Во время предыдущих посещений Анатолий не раз задерживался перед этим панно, изучая его в мельчайших деталях. Однако сегодня молодая семья, как и вся Полянка, выглядела немного иначе, как-то более торжественно, чем обычно. Золоченые фигуры празднично поблескивали на фоне ярко-красного флага. Ему вдруг показалось, что женщина махнула пальмовой веткой, словно подзывая к себе.

Сколько он слышал о том, что станция эта – Станция судьбы – говорит с иными своими посетителями. Слышал и не верил. Или верил? Мечтал верить, поэтому сбегал из Полиса с книжкой именно сюда, несмотря на все опасности. Томский хотел встретиться со своей судьбой и узнать ее ближе.

Снова качнулась ветка в руке молодой девушки. Затрепетал под порывами ветра флажок в руках у ребенка.

– Ты меня слышишь? – прошелестел чужой голос.

Началось…

Ему вдруг стало невыразимо страшно.

Томский почувствовал, что тело одеревенело и он не может сдвинуться с места. Яркие лампы в другом конце платформы начали гаснуть одна за другой. Станция стремительно погружалась во тьму. Ничего… Большинство из бывавших на станции говорили, что тут и нет никакого света.

Надо было собрать в кулак всю волю и не поддаваться панике.

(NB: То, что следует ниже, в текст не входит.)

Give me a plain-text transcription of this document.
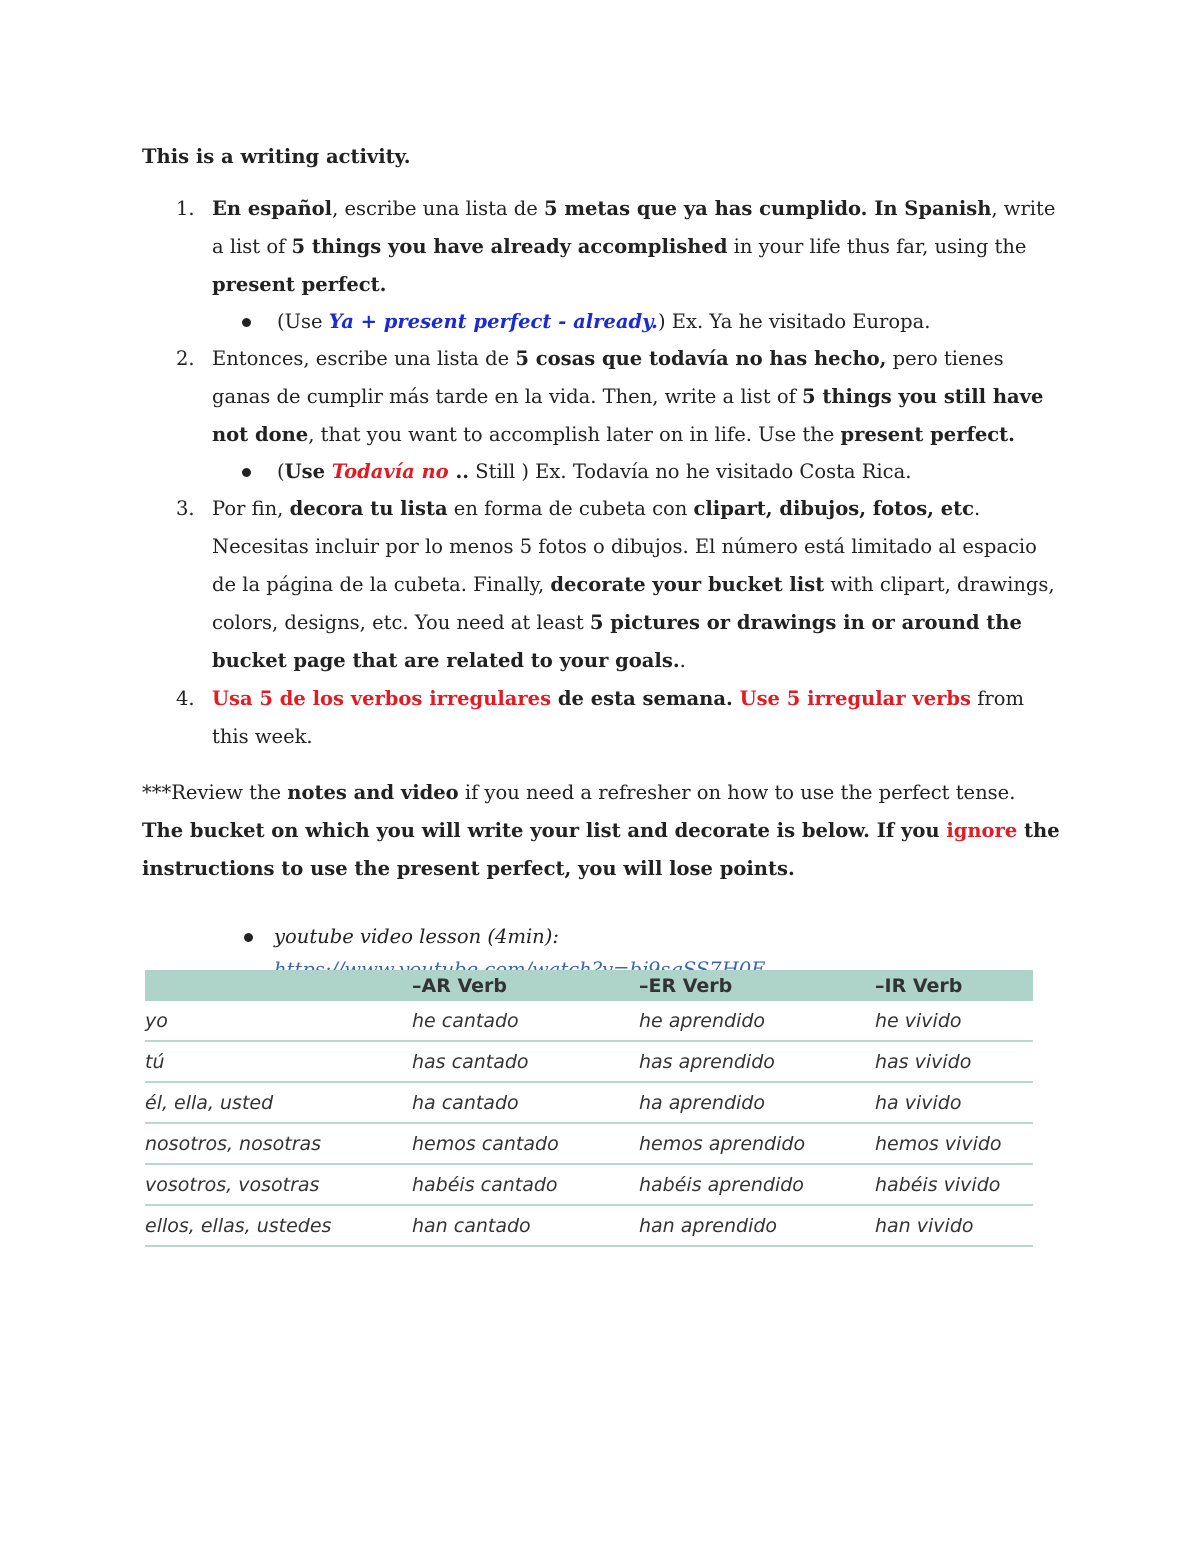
This is a writing activity.
1. En español, escribe una lista de 5 metas que ya has cumplido. In Spanish, write a list of 5 things you have already accomplished in your life thus far, using the present perfect.
(Use Ya + present perfect - already.) Ex. Ya he visitado Europa.
2. Entonces, escribe una lista de 5 cosas que todavía no has hecho, pero tienes ganas de cumplir más tarde en la vida. Then, write a list of 5 things you still have not done, that you want to accomplish later on in life. Use the present perfect.
(Use Todavía no .. Still ) Ex. Todavía no he visitado Costa Rica.
3. Por fin, decora tu lista en forma de cubeta con clipart, dibujos, fotos, etc. Necesitas incluir por lo menos 5 fotos o dibujos. El número está limitado al espacio de la página de la cubeta. Finally, decorate your bucket list with clipart, drawings, colors, designs, etc. You need at least 5 pictures or drawings in or around the bucket page that are related to your goals..
4. Usa 5 de los verbos irregulares de esta semana. Use 5 irregular verbs from this week.
***Review the notes and video if you need a refresher on how to use the perfect tense. The bucket on which you will write your list and decorate is below. If you ignore the instructions to use the present perfect, you will lose points.
youtube video lesson (4min):
	–AR Verb	–ER Verb	–IR Verb
yo	he cantado	he aprendido	he vivido
tú	has cantado	has aprendido	has vivido
él, ella, usted	ha cantado	ha aprendido	ha vivido
nosotros, nosotras	hemos cantado	hemos aprendido	hemos vivido
vosotros, vosotras	habéis cantado	habéis aprendido	habéis vivido
ellos, ellas, ustedes	han cantado	han aprendido	han vivido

Уже в полной темноте Толик вновь услышал голос и понял, что его зовет Лена. Вспыхнул огонек мазутной лампы, и Томский увидел лицо склонившейся над ним жены.

– Да просыпайся же! – воскликнула она.

Сон… Приключение на Полянке оказалось сном! Как же он сразу-то не сообразил?!

Никто не стал бы драить нежилую станцию до зеркального блеска. Он был у себя дома, на Боровицкой, рядом с Еленой.

– Что случилось?

– Тебе не кажется, что тесновато?

– Тебе не кажется, что можно было подобрать момент и получше для этого разговора? – Толя сел в постели и потер глаза. – Что за срочность? – Но вся его сердитость сошла на нет, когда он увидел мерцающую, летучую улыбку на Лениных губах.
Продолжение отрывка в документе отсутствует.